[renewiltord]

I learned them for exams that involved lots of arithmetic. A lot of it was folk knowledge passed along the peer group partly by asking some of the kids who were one year ahead (and closer to the exam). There was some stuff like this but also other “tricks” (in physics problems, approximating sqrt(g) by pi and stuff like that), or calculating the integral of e^ax times sin bx by “completing” it to e^(a+ib)x, or the cube root technique here http://thinkinghard.com/blog/CubeRoots.html that we used mostly for modulo arithmetic.

I’ve forgotten nearly all the useful stuff and now only recall trivia like the base ten logarithm of a few small primes. I wonder if those school kids are still passing on this sort of cobbled together knowledge, now decades past.

I always considered this kind of trick stuff somewhat beneath me, as a child, since it did not discover some underlying truth of the universe like a mathematics proof in number theory would.

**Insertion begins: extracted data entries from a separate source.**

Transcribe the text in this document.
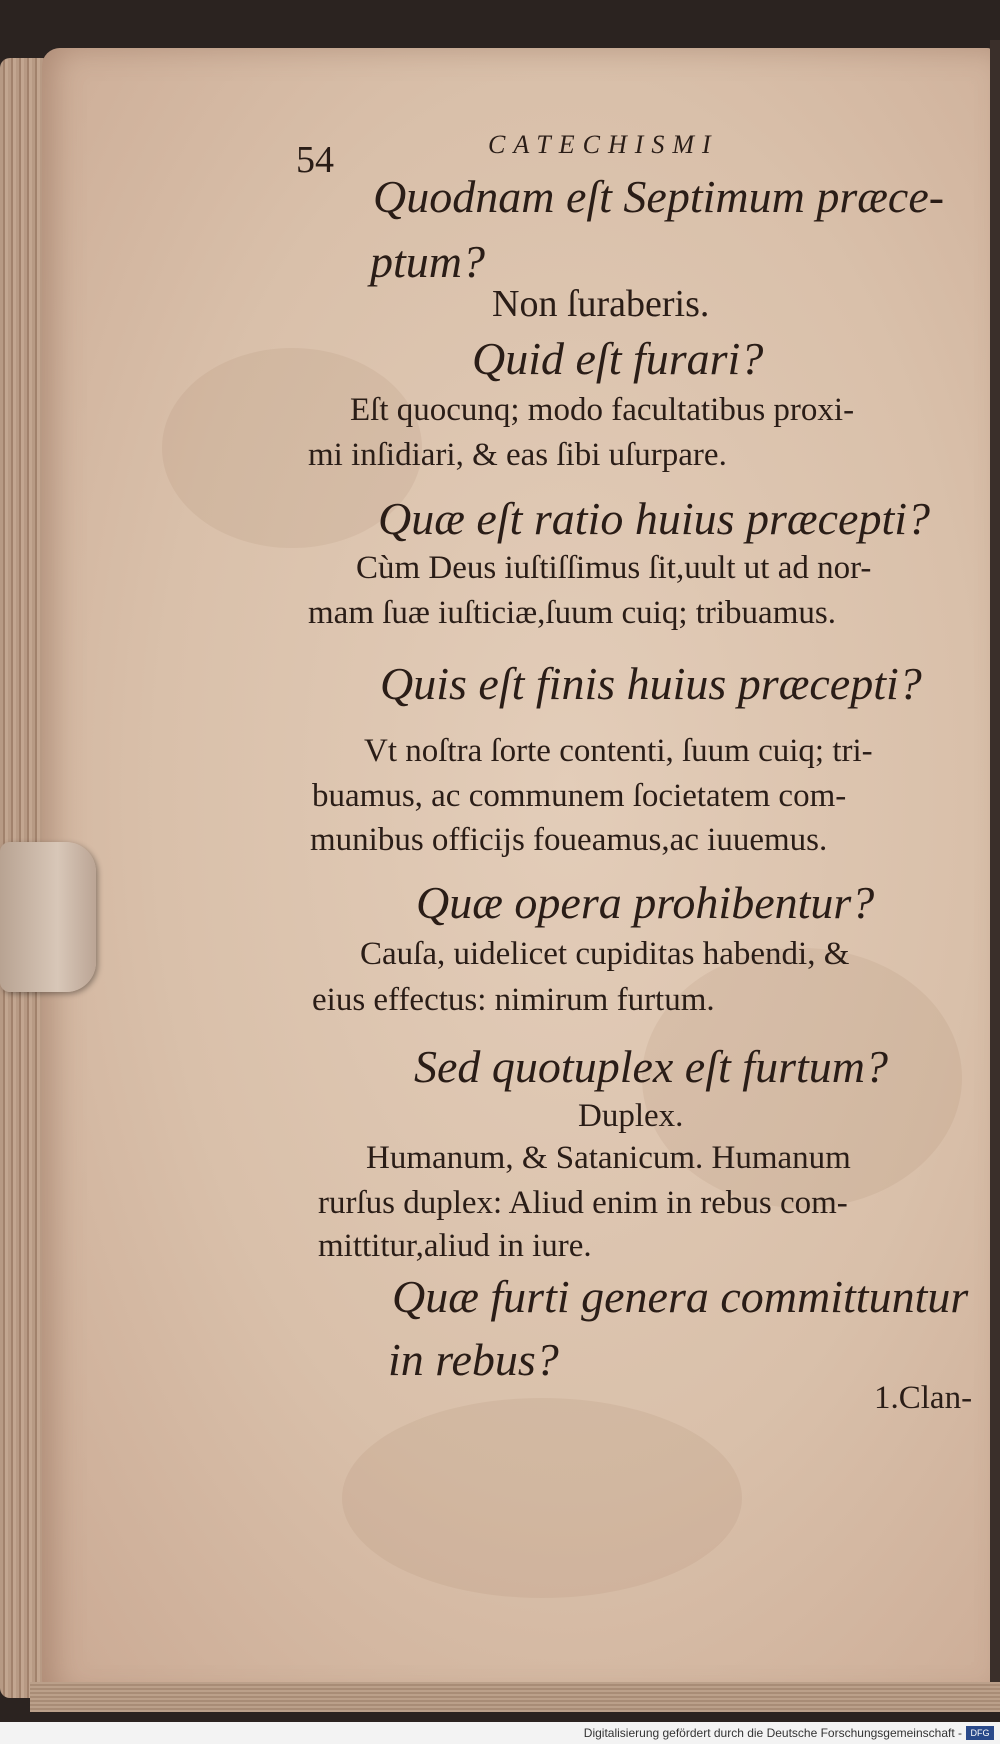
54	CATECHISMI
Quodnam eſt Septimum præce-
ptum?
Non ſuraberis.
Quid eſt furari?
Eſt quocunq; modo facultatibus proxi-
mi inſidiari, & eas ſibi uſurpare.
Quæ eſt ratio huius præcepti?
Cùm Deus iuſtiſſimus ſit,uult ut ad nor-
mam ſuæ iuſticiæ,ſuum cuiq; tribuamus.
Quis eſt finis huius præcepti?
Vt noſtra ſorte contenti, ſuum cuiq; tri-
buamus, ac communem ſocietatem com-
munibus officijs foueamus,ac iuuemus.
Quæ opera prohibentur?
Cauſa, uidelicet cupiditas habendi, &
eius effectus: nimirum furtum.
Sed quotuplex eſt furtum?
Duplex.
Humanum, & Satanicum. Humanum
rurſus duplex: Aliud enim in rebus com-
mittitur,aliud in iure.
Quæ furti genera committuntur
in rebus?
1.Clan-
Digitalisierung gefördert durch die Deutsche Forschungsgemeinschaft - DFG
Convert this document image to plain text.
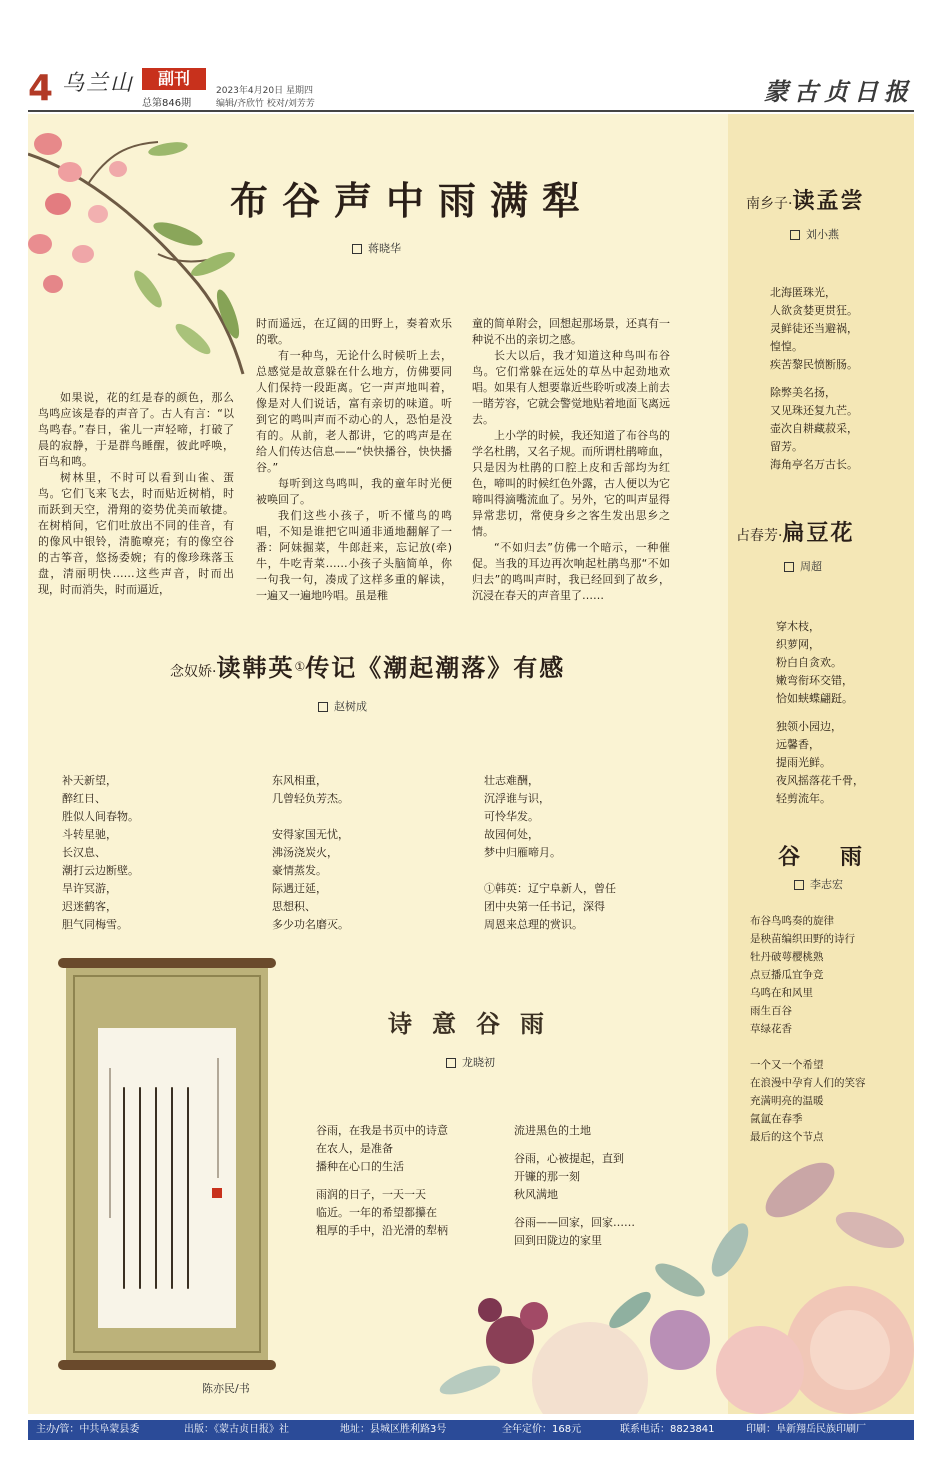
4 乌兰山	副刊
总第846期
2023年4月20日 星期四
编辑/齐欣竹 校对/刘芳芳	蒙古贞日报
布谷声中雨满犁
蒋晓华

如果说，花的红是春的颜色，那么鸟鸣应该是春的声音了。古人有言：“以鸟鸣春。”春日，雀儿一声轻啼，打破了晨的寂静，于是群鸟睡醒，彼此呼唤，百鸟和鸣。

树林里，不时可以看到山雀、蛋鸟。它们飞来飞去，时而贴近树梢，时而跃到天空，滑翔的姿势优美而敏捷。在树梢间，它们吐放出不同的佳音，有的像风中银铃，清脆嘹亮；有的像空谷的古筝音，悠扬委婉；有的像珍珠落玉盘，清丽明快……这些声音，时而出现，时而消失，时而逼近，

时而遥远，在辽阔的田野上，奏着欢乐的歌。

有一种鸟，无论什么时候听上去，总感觉是故意躲在什么地方，仿佛要同人们保持一段距离。它一声声地叫着，像是对人们说话，富有亲切的味道。听到它的鸣叫声而不动心的人，恐怕是没有的。从前，老人都讲，它的鸣声是在给人们传达信息——“快快播谷，快快播谷。”

每听到这鸟鸣叫，我的童年时光便被唤回了。

我们这些小孩子，听不懂鸟的鸣唱，不知是谁把它叫通非通地翻解了一番：阿妹掘菜，牛郎赶来，忘记放(牵)牛，牛吃青菜……小孩子头脑简单，你一句我一句，凑成了这样多重的解读，一遍又一遍地吟唱。虽是稚

童的简单附会，回想起那场景，还真有一种说不出的亲切之感。

长大以后，我才知道这种鸟叫布谷鸟。它们常躲在远处的草丛中起劲地欢唱。如果有人想要靠近些聆听或凑上前去一睹芳容，它就会警觉地贴着地面飞离远去。

上小学的时候，我还知道了布谷鸟的学名杜鹃，又名子规。而所谓杜鹃啼血，只是因为杜鹃的口腔上皮和舌部均为红色，啼叫的时候红色外露，古人便以为它啼叫得滴嘴流血了。另外，它的叫声显得异常悲切，常使身乡之客生发出思乡之情。

“不如归去”仿佛一个暗示，一种催促。当我的耳边再次响起杜鹃鸟那“不如归去”的鸣叫声时，我已经回到了故乡，沉浸在春天的声音里了……

念奴娇·读韩英①传记《潮起潮落》有感
赵树成
补天新望，
醉红日、
胜似人间春物。
斗转星驰，
长汉息、
潮打云边断壁。
旱许冥游，
迟迷鹤客，
胆气同梅雪。
东风相重，
几曾轻负芳杰。
安得家国无忧，
沸汤浇炭火，
豪情蒸发。
际遇迂延，
思想积、
多少功名磨灭。
壮志难酬，
沉浮谁与识，
可怜华发。
故园何处，
梦中归雁啼月。
①韩英：辽宁阜新人，曾任
团中央第一任书记，深得
周恩来总理的赏识。
陈亦民/书
诗意谷雨
龙晓初
谷雨，在我是书页中的诗意
在农人，是准备
播种在心口的生活
雨润的日子，一天一天
临近。一年的希望都攥在
粗厚的手中，沿光滑的犁柄
流进黑色的土地
谷雨，心被提起，直到
开镰的那一刻
秋风满地
谷雨——回家，回家……
回到田陇边的家里
南乡子·读孟尝
刘小燕
北海匿珠光，
人欲贪婪更贯狂。
灵鲜徒还当避祸，
惶惶。
疾苦黎民愤断肠。
除弊美名扬，
又见珠还复九芒。
壶次自耕藏菽采，
留芳。
海角亭名万古长。
占春芳·扁豆花
周超
穿木枝，
织萝网，
粉白自贪欢。
嫩弯衔环交错，
恰如蛱蝶翩跹。
独领小园边，
远馨香，
提雨光鲜。
夜风摇落花千骨，
轻剪流年。
谷雨
李志宏
布谷鸟鸣奏的旋律
是秧苗编织田野的诗行
牡丹破萼樱桃熟
点豆播瓜宜争竞
乌鸣在和风里
雨生百谷
草绿花香
一个又一个希望
在浪漫中孕育人们的笑容
充满明亮的温暖
氤氲在春季
最后的这个节点
主办/管：中共阜蒙县委	出版：《蒙古贞日报》社	地址：县城区胜利路3号	全年定价：168元	联系电话：8823841	印刷：阜新翔岳民族印刷厂
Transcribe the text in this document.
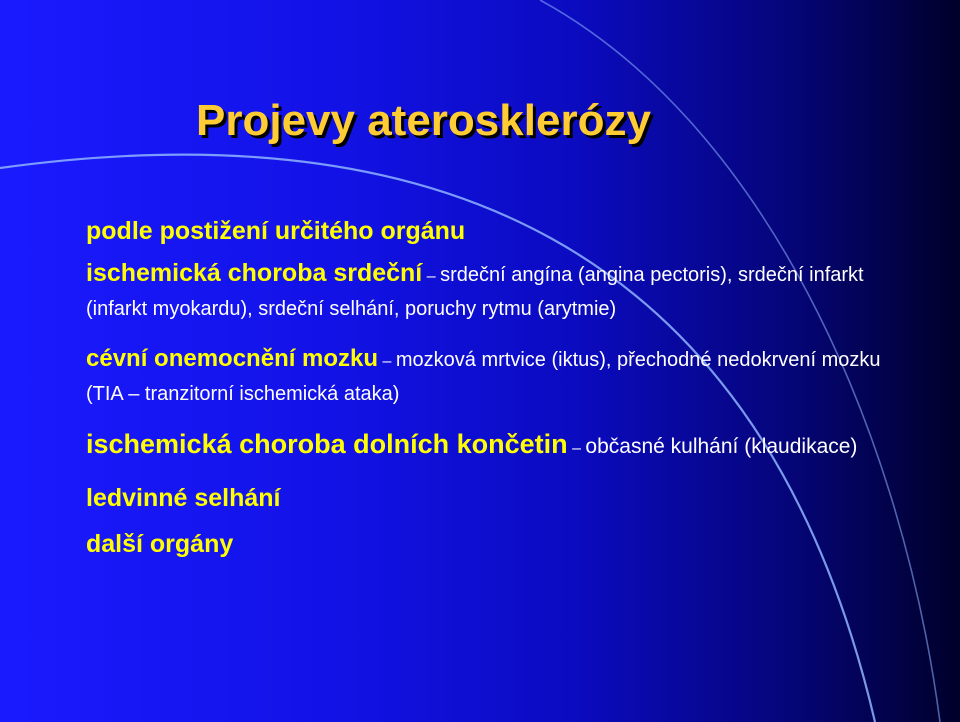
Projevy aterosklerózy

podle postižení určitého orgánu

ischemická choroba srdeční – srdeční angína (angina pectoris), srdeční infarkt (infarkt myokardu), srdeční selhání, poruchy rytmu (arytmie)

cévní onemocnění mozku – mozková mrtvice (iktus), přechodné nedokrvení mozku (TIA – tranzitorní ischemická ataka)

ischemická choroba dolních končetin – občasné kulhání (klaudikace)

ledvinné selhání

další orgány
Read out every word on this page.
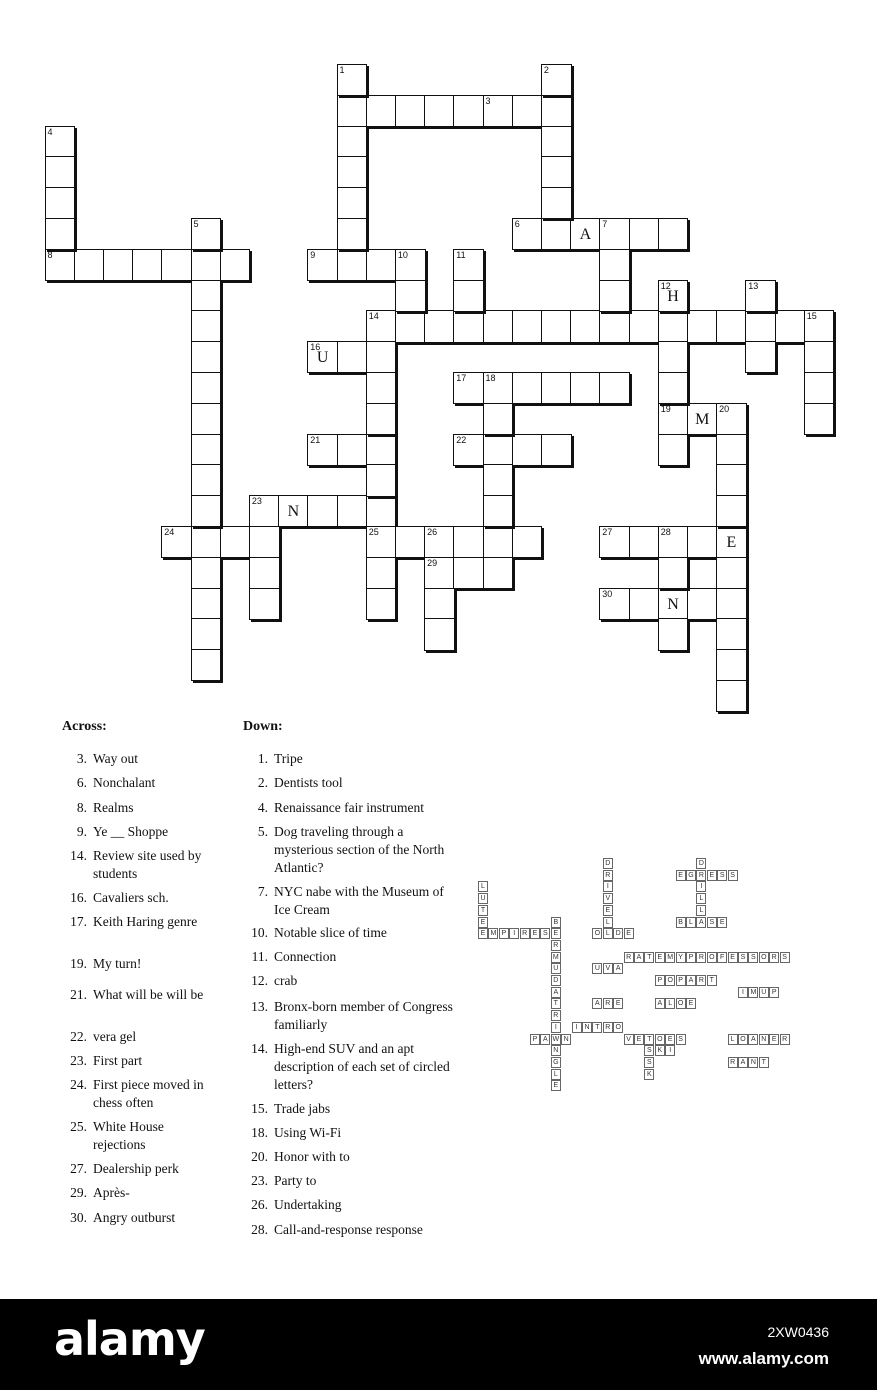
3
6
A
7
8	9	10
14	15
16
U
17 18
19
M
20
21	22
23
N
24	25	26	27	28
E
29
30
N
1	2
4
5
11
12
H
13
Across:	Down:
3. Way out
6. Nonchalant
8. Realms
9. Ye __ Shoppe
14. Review site used by students
16. Cavaliers sch.
17. Keith Haring genre
19. My turn!
21. What will be will be
22. vera gel
23. First part
24. First piece moved in chess often
25. White House rejections
27. Dealership perk
29. Après-
30. Angry outburst
1. Tripe
2. Dentists tool
4. Renaissance fair instrument
5. Dog traveling through a mysterious section of the North Atlantic?
7. NYC nabe with the Museum of Ice Cream
10. Notable slice of time
11. Connection
12. crab
13. Bronx-born member of Congress familiarly
14. High-end SUV and an apt description of each set of circled letters?
15. Trade jabs
18. Using Wi-Fi
20. Honor with to
23. Party to
26. Undertaking
28. Call-and-response response
E G R E S S
B L A S E
E M P	I R E S	O L D E
R A T E M Y P R O F E S S O R S
U V A
P O P A R T
I M U P
A R E	A L O E
I N T R O
P A W N	V E T O E S	L O A N E R
S K	I
R A N T
D
R
I
V
E
L
D
I
L
L
L
U
T
E	B
E
R
M
U
D
A
T
R
I
N
G
L
E
S
K
alamy	2XW0436
www.alamy.com
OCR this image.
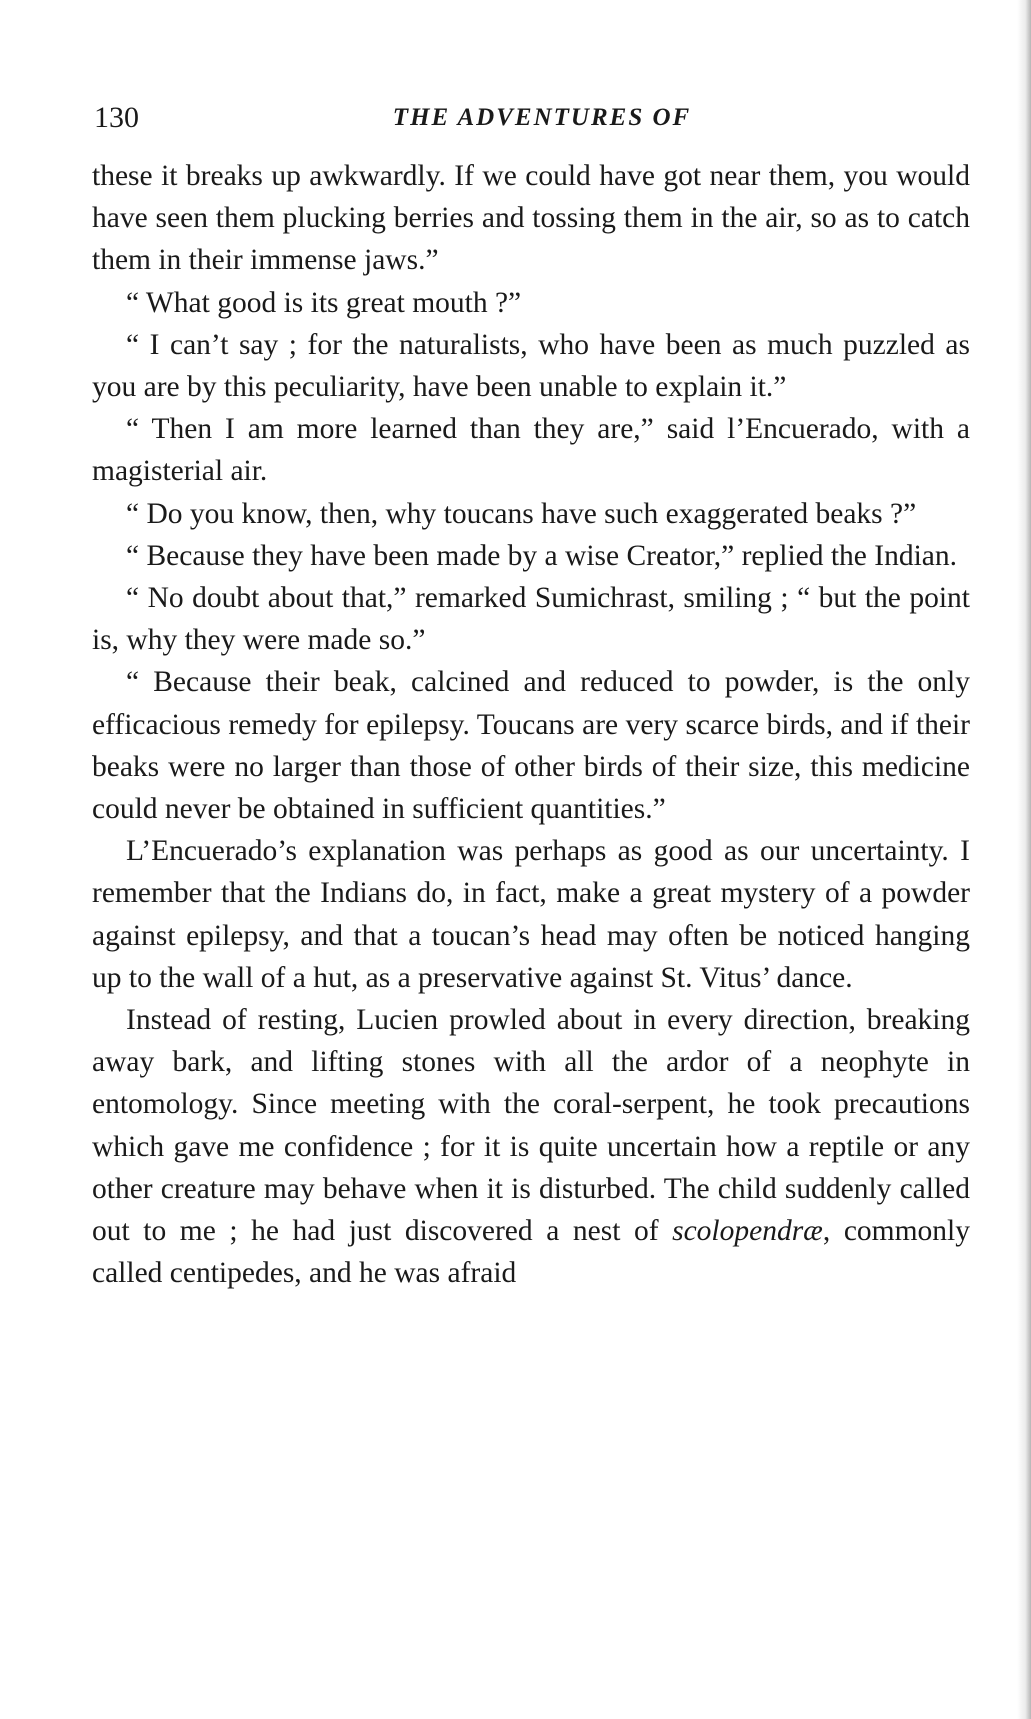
130	THE ADVENTURES OF

these it breaks up awkwardly. If we could have got near them, you would have seen them plucking berries and tossing them in the air, so as to catch them in their immense jaws.”

“ What good is its great mouth ?”

“ I can’t say ; for the naturalists, who have been as much puzzled as you are by this peculiarity, have been unable to explain it.”

“ Then I am more learned than they are,” said l’Encuerado, with a magisterial air.

“ Do you know, then, why toucans have such exaggerated beaks ?”

“ Because they have been made by a wise Creator,” replied the Indian.

“ No doubt about that,” remarked Sumichrast, smiling ; “ but the point is, why they were made so.”

“ Because their beak, calcined and reduced to powder, is the only efficacious remedy for epilepsy. Toucans are very scarce birds, and if their beaks were no larger than those of other birds of their size, this medicine could never be obtained in sufficient quantities.”

L’Encuerado’s explanation was perhaps as good as our uncertainty. I remember that the Indians do, in fact, make a great mystery of a powder against epilepsy, and that a toucan’s head may often be noticed hanging up to the wall of a hut, as a preservative against St. Vitus’ dance.

Instead of resting, Lucien prowled about in every direction, breaking away bark, and lifting stones with all the ardor of a neophyte in entomology. Since meeting with the coral-serpent, he took precautions which gave me confidence ; for it is quite uncertain how a reptile or any other creature may behave when it is disturbed. The child suddenly called out to me ; he had just discovered a nest of scolopendræ, commonly called centipedes, and he was afraid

But that was dumb because in the end I managed neither anything interesting in Number Theory nor complete mastery of thE tricks and at least the latter would have been entertaining to document.

As an aside, there was a kid in our group who could rapidly decompose numbers into sums of powers of two (a skill that turned out useless even in the constrained environment), essentially obtaining the binary representation as soon as you wrote the number out (or showed him the written one). He couldn’t explain how, though, because he was mentally not quite there and would frequently lose verbal skills. After the nth time he stood up on the desk and randomly peed while we were there he was out of the place. Besides it wasn’t that useful and it could just be high skill at the straightforward modulo and shift algorithm. Going the other way was also fast for him but useless for us, though more impressive since adding 2^64 (a number I could still tell you off the top of my head) to some other power of two seems less straightforward.